在一些实施方式中,提供半导体晶片作为硅衬底。在一些实施方式中,通过第一离子注入形成的均匀掺杂区域具有范围在大约80欧姆/平方至大约160欧姆/平方的薄层电阻。在一些实施方式中,通过第二离子注入形成的选择性掺杂区域中的每一个区域具有范围在大约10欧姆/平方至大约40欧姆/平方的薄层电阻。在一些实施方式中,通过第一离子注入形成的均匀掺杂区域具有范围在大约80欧姆/平方至大约160欧姆/平方的薄层电阻,并且通过第二离子注入形成的选择性掺杂区域中的每一个区域具有范围在大约10欧姆/平方至大约40欧姆/平方的薄层电阻。
在一些实施方式中,该方法还包括在半导体晶片的表面上安放金属接触线的步骤,其中金属接触线在多个选择性掺杂区域之上对齐,并且被配置成传导来自多个选择性掺杂区域的电荷。
在一些实施方式中,该方法还包括在靠近半导体晶片的表面之处形成金属种层的步骤,其中金属种层被配置成充当选择性掺杂区域与金属接触线之间的过渡层。在一些实施方式中,金属种层包括硅化物。在一些实施方式中,形成金属种层的步骤包括将至少一种材料离子注入到半导体晶片中,其中该至少一种材料从包括Ni、Ta、Ti、W和Cu的组中选择。

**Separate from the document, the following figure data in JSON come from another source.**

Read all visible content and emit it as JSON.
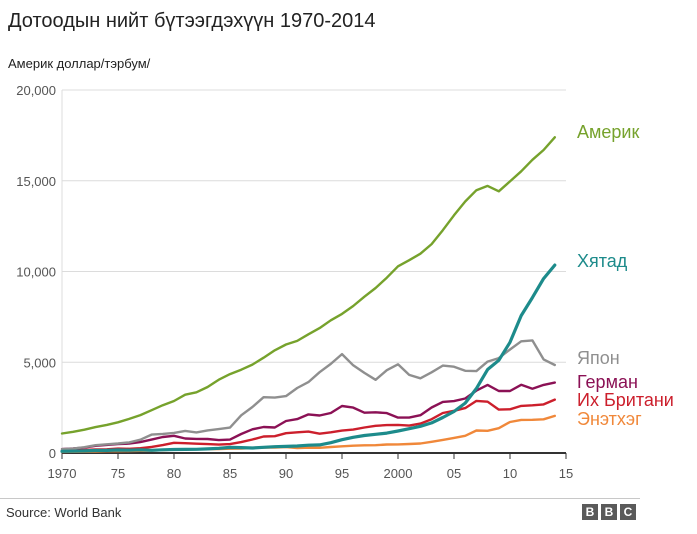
{
  "chart_data": {
    "type": "line",
    "title": "Дотоодын нийт бүтээгдэхүүн 1970-2014",
    "subtitle": "Америк доллар/тэрбум/",
    "ylim": [
      0,
      20000
    ],
    "xlim": [
      1970,
      2015
    ],
    "y_ticks": [
      "0",
      "5,000",
      "10,000",
      "15,000",
      "20,000"
    ],
    "x_ticks": [
      {
        "value": 1970,
        "label": "1970"
      },
      {
        "value": 1975,
        "label": "75"
      },
      {
        "value": 1980,
        "label": "80"
      },
      {
        "value": 1985,
        "label": "85"
      },
      {
        "value": 1990,
        "label": "90"
      },
      {
        "value": 1995,
        "label": "95"
      },
      {
        "value": 2000,
        "label": "2000"
      },
      {
        "value": 2005,
        "label": "05"
      },
      {
        "value": 2010,
        "label": "10"
      },
      {
        "value": 2015,
        "label": "15"
      }
    ],
    "grid": "horizontal",
    "x": [
      1970,
      1971,
      1972,
      1973,
      1974,
      1975,
      1976,
      1977,
      1978,
      1979,
      1980,
      1981,
      1982,
      1983,
      1984,
      1985,
      1986,
      1987,
      1988,
      1989,
      1990,
      1991,
      1992,
      1993,
      1994,
      1995,
      1996,
      1997,
      1998,
      1999,
      2000,
      2001,
      2002,
      2003,
      2004,
      2005,
      2006,
      2007,
      2008,
      2009,
      2010,
      2011,
      2012,
      2013,
      2014
    ],
    "series": [
      {
        "name": "Америк",
        "color": "#76a22c",
        "values": [
          1075,
          1167,
          1283,
          1429,
          1549,
          1689,
          1878,
          2086,
          2357,
          2632,
          2863,
          3211,
          3345,
          3638,
          4041,
          4347,
          4590,
          4870,
          5253,
          5658,
          5980,
          6174,
          6539,
          6879,
          7309,
          7664,
          8100,
          8609,
          9089,
          9661,
          10285,
          10622,
          10978,
          11511,
          12275,
          13094,
          13856,
          14478,
          14719,
          14419,
          14964,
          15518,
          16155,
          16692,
          17393
        ]
      },
      {
        "name": "Хятад",
        "color": "#1d8b8b",
        "values": [
          92,
          100,
          114,
          139,
          144,
          163,
          154,
          175,
          149,
          178,
          191,
          196,
          203,
          228,
          257,
          309,
          300,
          273,
          312,
          348,
          361,
          383,
          427,
          445,
          565,
          734,
          864,
          962,
          1029,
          1094,
          1211,
          1339,
          1471,
          1660,
          1955,
          2286,
          2752,
          3552,
          4598,
          5110,
          6101,
          7573,
          8561,
          9607,
          10352
        ]
      },
      {
        "name": "Япон",
        "color": "#8f8f8f",
        "values": [
          212,
          240,
          318,
          432,
          480,
          521,
          582,
          733,
          1012,
          1055,
          1105,
          1219,
          1134,
          1243,
          1318,
          1399,
          2077,
          2533,
          3072,
          3054,
          3133,
          3584,
          3909,
          4454,
          4907,
          5449,
          4833,
          4414,
          4032,
          4562,
          4887,
          4304,
          4116,
          4445,
          4815,
          4755,
          4530,
          4515,
          5038,
          5231,
          5700,
          6157,
          6203,
          5156,
          4849
        ]
      },
      {
        "name": "Герман",
        "color": "#8b1155",
        "values": [
          215,
          249,
          299,
          398,
          446,
          490,
          519,
          600,
          740,
          882,
          950,
          800,
          777,
          770,
          709,
          739,
          1049,
          1306,
          1433,
          1406,
          1765,
          1866,
          2124,
          2068,
          2205,
          2592,
          2504,
          2218,
          2240,
          2199,
          1950,
          1950,
          2080,
          2505,
          2816,
          2861,
          3002,
          3440,
          3753,
          3418,
          3417,
          3758,
          3544,
          3753,
          3879
        ]
      },
      {
        "name": "Их Британи",
        "color": "#cc1f2c",
        "values": [
          131,
          148,
          169,
          193,
          206,
          241,
          232,
          263,
          336,
          438,
          564,
          540,
          515,
          489,
          461,
          489,
          601,
          745,
          910,
          926,
          1093,
          1142,
          1179,
          1061,
          1141,
          1236,
          1290,
          1403,
          1499,
          1535,
          1548,
          1512,
          1622,
          1860,
          2205,
          2325,
          2475,
          2869,
          2826,
          2393,
          2407,
          2593,
          2630,
          2679,
          2942
        ]
      },
      {
        "name": "Энэтхэг",
        "color": "#f0883a",
        "values": [
          62,
          67,
          71,
          85,
          99,
          98,
          102,
          121,
          137,
          152,
          186,
          196,
          203,
          222,
          215,
          236,
          249,
          279,
          297,
          296,
          327,
          274,
          293,
          284,
          333,
          367,
          400,
          423,
          429,
          467,
          476,
          494,
          524,
          618,
          722,
          834,
          949,
          1238,
          1224,
          1365,
          1708,
          1823,
          1828,
          1857,
          2042
        ]
      }
    ],
    "labels_visible": [
      "Америк",
      "Хятад",
      "Япон",
      "Герман",
      "Их Британи",
      "Энэтхэг"
    ]
  },
  "footer": {
    "source": "Source: World Bank",
    "logo_letters": [
      "B",
      "B",
      "C"
    ]
  }
}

在一些实施方式中,预先掺杂区域是p型掺杂的,而均匀掺杂区域和选择性掺杂区域是n型掺杂的。在一些实施方式中,该方法还包括在离子注入步骤中的至少一个步骤之后,对半导体晶片执行退火过程的步骤。在一些实施方式中,该方法还包括在均匀掺杂区域之上形成防反射涂敷层的步骤。

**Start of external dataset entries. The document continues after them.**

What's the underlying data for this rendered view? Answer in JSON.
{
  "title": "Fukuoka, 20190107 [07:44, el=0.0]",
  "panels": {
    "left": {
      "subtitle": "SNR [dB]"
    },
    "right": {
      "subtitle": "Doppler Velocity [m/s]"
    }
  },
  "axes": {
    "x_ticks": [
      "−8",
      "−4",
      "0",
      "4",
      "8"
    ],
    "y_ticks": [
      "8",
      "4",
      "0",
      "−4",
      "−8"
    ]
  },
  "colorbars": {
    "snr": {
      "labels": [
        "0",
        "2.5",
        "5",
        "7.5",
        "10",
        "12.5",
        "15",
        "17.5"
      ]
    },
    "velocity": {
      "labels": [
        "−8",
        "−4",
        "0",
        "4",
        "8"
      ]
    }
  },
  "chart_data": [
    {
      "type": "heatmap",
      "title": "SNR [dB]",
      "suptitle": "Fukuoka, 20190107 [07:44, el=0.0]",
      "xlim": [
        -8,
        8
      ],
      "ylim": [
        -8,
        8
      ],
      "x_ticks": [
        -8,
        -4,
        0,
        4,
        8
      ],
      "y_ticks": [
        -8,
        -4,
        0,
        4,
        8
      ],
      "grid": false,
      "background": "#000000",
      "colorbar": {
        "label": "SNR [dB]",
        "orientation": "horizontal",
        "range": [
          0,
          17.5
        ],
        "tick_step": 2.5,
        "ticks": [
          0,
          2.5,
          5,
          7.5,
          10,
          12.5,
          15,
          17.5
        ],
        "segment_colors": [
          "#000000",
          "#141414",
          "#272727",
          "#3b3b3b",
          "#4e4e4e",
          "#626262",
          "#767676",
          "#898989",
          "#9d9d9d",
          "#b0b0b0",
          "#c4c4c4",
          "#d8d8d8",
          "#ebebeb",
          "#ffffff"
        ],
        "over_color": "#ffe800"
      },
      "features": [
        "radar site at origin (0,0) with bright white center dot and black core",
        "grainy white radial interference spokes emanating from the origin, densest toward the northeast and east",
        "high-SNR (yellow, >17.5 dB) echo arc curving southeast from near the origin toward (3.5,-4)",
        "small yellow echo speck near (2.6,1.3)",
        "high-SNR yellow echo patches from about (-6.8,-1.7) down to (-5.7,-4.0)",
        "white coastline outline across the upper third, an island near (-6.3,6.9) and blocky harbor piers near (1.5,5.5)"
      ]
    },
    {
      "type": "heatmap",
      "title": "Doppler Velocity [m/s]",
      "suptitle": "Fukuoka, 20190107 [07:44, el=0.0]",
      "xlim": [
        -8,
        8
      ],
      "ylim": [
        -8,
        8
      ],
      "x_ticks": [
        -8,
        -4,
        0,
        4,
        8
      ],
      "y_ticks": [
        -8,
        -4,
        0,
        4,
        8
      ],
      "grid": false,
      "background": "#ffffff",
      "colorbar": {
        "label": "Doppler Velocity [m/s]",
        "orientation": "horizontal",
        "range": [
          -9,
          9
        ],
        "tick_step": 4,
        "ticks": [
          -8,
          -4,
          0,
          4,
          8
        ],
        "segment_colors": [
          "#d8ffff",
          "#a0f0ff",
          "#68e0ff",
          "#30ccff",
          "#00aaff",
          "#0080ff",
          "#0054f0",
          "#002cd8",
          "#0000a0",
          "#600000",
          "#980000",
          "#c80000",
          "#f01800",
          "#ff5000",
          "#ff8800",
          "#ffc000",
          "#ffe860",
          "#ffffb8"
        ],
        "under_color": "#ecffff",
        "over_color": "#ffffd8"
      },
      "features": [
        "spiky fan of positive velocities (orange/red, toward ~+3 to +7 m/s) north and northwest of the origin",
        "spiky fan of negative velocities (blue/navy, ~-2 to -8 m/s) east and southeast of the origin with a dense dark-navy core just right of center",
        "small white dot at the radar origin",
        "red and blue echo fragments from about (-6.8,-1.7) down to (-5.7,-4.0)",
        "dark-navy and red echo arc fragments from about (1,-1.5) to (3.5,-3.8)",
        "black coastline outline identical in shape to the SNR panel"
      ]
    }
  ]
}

在一些实施方式中,使用掩膜将选择性掺杂区域注入在半导体晶片中预定位置上,其中掩膜包括与该预定位置对齐的开口。在一些实施方式中,掩膜是在第二离子注入期间安放在半导体晶片表面上的接触掩膜。在一些实施方式中,掩膜是在第二离子注入期间安放在半导体晶片表面之上的预定距离处的物理掩膜。在一些实施方式中,使用整形的离子射束将选择性掺杂区域注入在半导体晶片中预定位置上,其中整形的离子射束与该预定位置对齐。在一些实施方式中,选择性掺杂区域彼此横向隔开范围在大约1mm至大约3mm的距离。

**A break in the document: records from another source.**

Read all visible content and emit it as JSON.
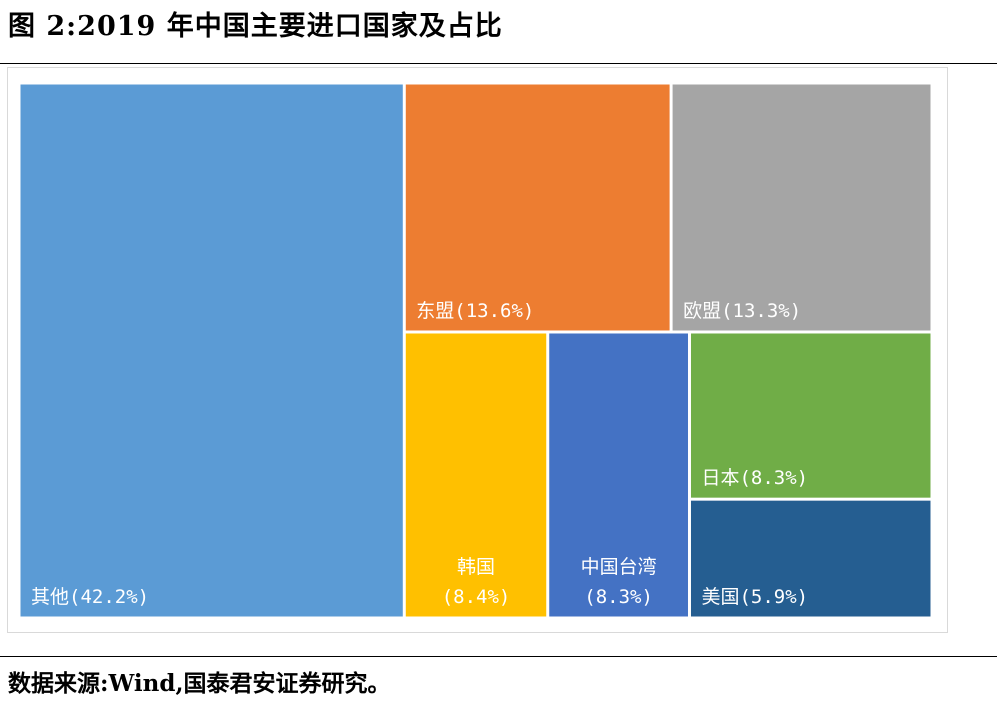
{
  "figure": {
    "title": "图 2:2019 年中国主要进口国家及占比",
    "source": "数据来源:Wind,国泰君安证券研究。"
  },
  "chart_data": {
    "type": "treemap",
    "title": "",
    "unit": "%",
    "categories": [
      "其他",
      "东盟",
      "欧盟",
      "韩国",
      "中国台湾",
      "日本",
      "美国"
    ],
    "values": [
      42.2,
      13.6,
      13.3,
      8.4,
      8.3,
      8.3,
      5.9
    ],
    "labels": [
      [
        "其他(42.2%)"
      ],
      [
        "东盟(13.6%)"
      ],
      [
        "欧盟(13.3%)"
      ],
      [
        "韩国",
        "(8.4%)"
      ],
      [
        "中国台湾",
        "(8.3%)"
      ],
      [
        "日本(8.3%)"
      ],
      [
        "美国(5.9%)"
      ]
    ],
    "colors": [
      "#5b9bd5",
      "#ed7d31",
      "#a5a5a5",
      "#ffc000",
      "#4472c4",
      "#70ad47",
      "#255e91"
    ]
  }
}
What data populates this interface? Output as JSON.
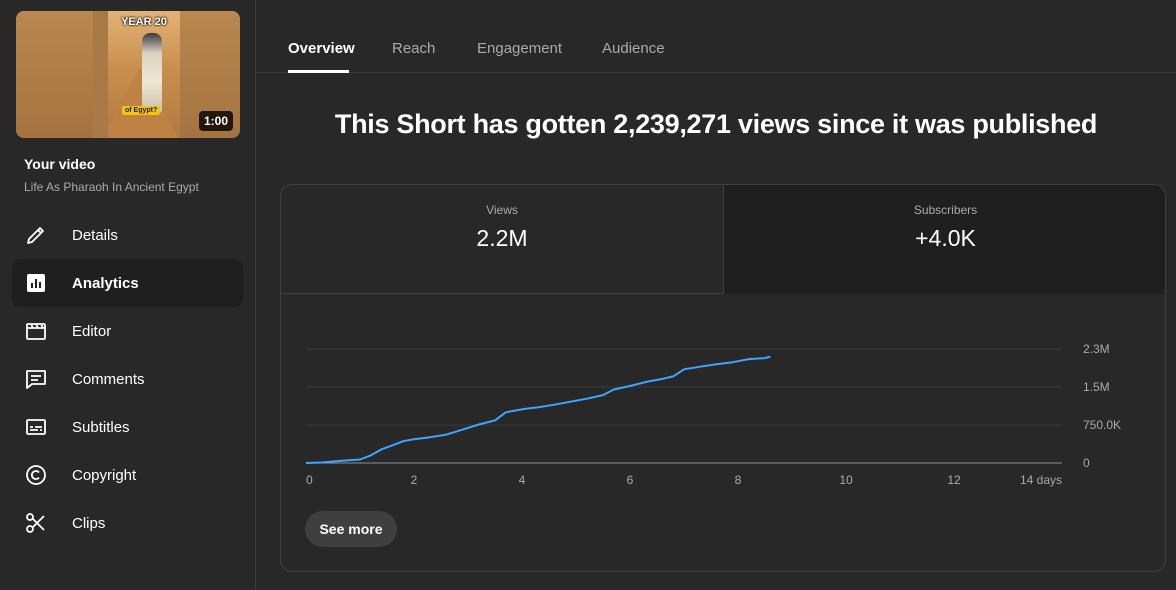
{
  "sidebar": {
    "thumbnail": {
      "overlay_title": "YEAR 20",
      "caption": "of Egypt?",
      "duration": "1:00"
    },
    "your_video_label": "Your video",
    "video_title": "Life As Pharaoh In Ancient Egypt",
    "items": [
      {
        "label": "Details",
        "icon": "pencil-icon"
      },
      {
        "label": "Analytics",
        "icon": "analytics-icon",
        "active": true
      },
      {
        "label": "Editor",
        "icon": "clapperboard-icon"
      },
      {
        "label": "Comments",
        "icon": "comment-icon"
      },
      {
        "label": "Subtitles",
        "icon": "subtitles-icon"
      },
      {
        "label": "Copyright",
        "icon": "copyright-icon"
      },
      {
        "label": "Clips",
        "icon": "scissors-icon"
      }
    ]
  },
  "tabs": [
    {
      "label": "Overview",
      "active": true
    },
    {
      "label": "Reach"
    },
    {
      "label": "Engagement"
    },
    {
      "label": "Audience"
    }
  ],
  "headline": "This Short has gotten 2,239,271 views since it was published",
  "metrics": [
    {
      "label": "Views",
      "value": "2.2M",
      "selected": true
    },
    {
      "label": "Subscribers",
      "value": "+4.0K"
    }
  ],
  "chart_data": {
    "type": "line",
    "title": "",
    "xlabel": "",
    "ylabel": "",
    "x_ticks": [
      "0",
      "2",
      "4",
      "6",
      "8",
      "10",
      "12",
      "14 days"
    ],
    "y_ticks": [
      "0",
      "750.0K",
      "1.5M",
      "2.3M"
    ],
    "xlim": [
      0,
      14
    ],
    "ylim": [
      0,
      2250000
    ],
    "grid": true,
    "series": [
      {
        "color": "#3ea6ff",
        "x": [
          0,
          0.3,
          0.6,
          1.0,
          1.2,
          1.4,
          1.6,
          1.8,
          2.0,
          2.3,
          2.6,
          2.9,
          3.2,
          3.5,
          3.7,
          4.0,
          4.3,
          4.6,
          4.9,
          5.2,
          5.5,
          5.7,
          6.0,
          6.3,
          6.6,
          6.8,
          7.0,
          7.3,
          7.6,
          7.9,
          8.2,
          8.5,
          8.6
        ],
        "y": [
          0,
          10000,
          40000,
          70000,
          150000,
          270000,
          350000,
          430000,
          470000,
          510000,
          560000,
          660000,
          760000,
          840000,
          1000000,
          1060000,
          1100000,
          1150000,
          1210000,
          1270000,
          1340000,
          1450000,
          1520000,
          1600000,
          1660000,
          1710000,
          1850000,
          1900000,
          1950000,
          1990000,
          2050000,
          2070000,
          2100000
        ]
      }
    ]
  },
  "see_more_label": "See more"
}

在本发明的又一方面中,提供有一种太阳能电池。该太阳能电池包括:半导体晶片、均匀掺杂区域、p-n结、多个选择性掺杂区域,以及多个金属接触。半导体晶片具有本底掺杂区域。均匀掺杂区域通过将掺杂物离子注入到半导体晶片中而形成于半导体晶片中本底掺杂区域之上,并且具有在大约80欧姆/平方与大约160欧姆/平方之间的薄层电阻。p-n结形成于均匀掺杂区域与本底掺杂区域之间。选择性掺杂区域通过将掺杂物离子注入到半导体晶片中而形成于半导体晶片中均匀掺杂区域之上。选择性掺杂区域中的每一个区域都具有在大约10欧姆/平方与大约40欧姆/平方之间的薄层电阻。金属接触安放在半导体晶片的表面上,并且在多个选择性掺杂区域之上对齐。金属接触被配置成传导来自多个选择性掺杂区域的电荷。
在一些实施方式中,半导体晶片是硅衬底。在一些实施方式中,通过第一离子注入形成的均匀掺杂区域具有大约100欧姆/平方的薄层电阻。在一些实施方式中,通过第二离子注入形成的选择性掺杂区域中的每一个区域具有大约25欧姆/平方的薄层电阻。
在一些实施方式中,太阳能电池还包括安放在选择性掺杂区域之上和金属接触之下的金属种层。在一些实施方式中,金属种层包括硅化物。在一些实施方式中,金属种层包括至少一种从包括Ni、Ta、Ti、W和Cu的组中选择的材料。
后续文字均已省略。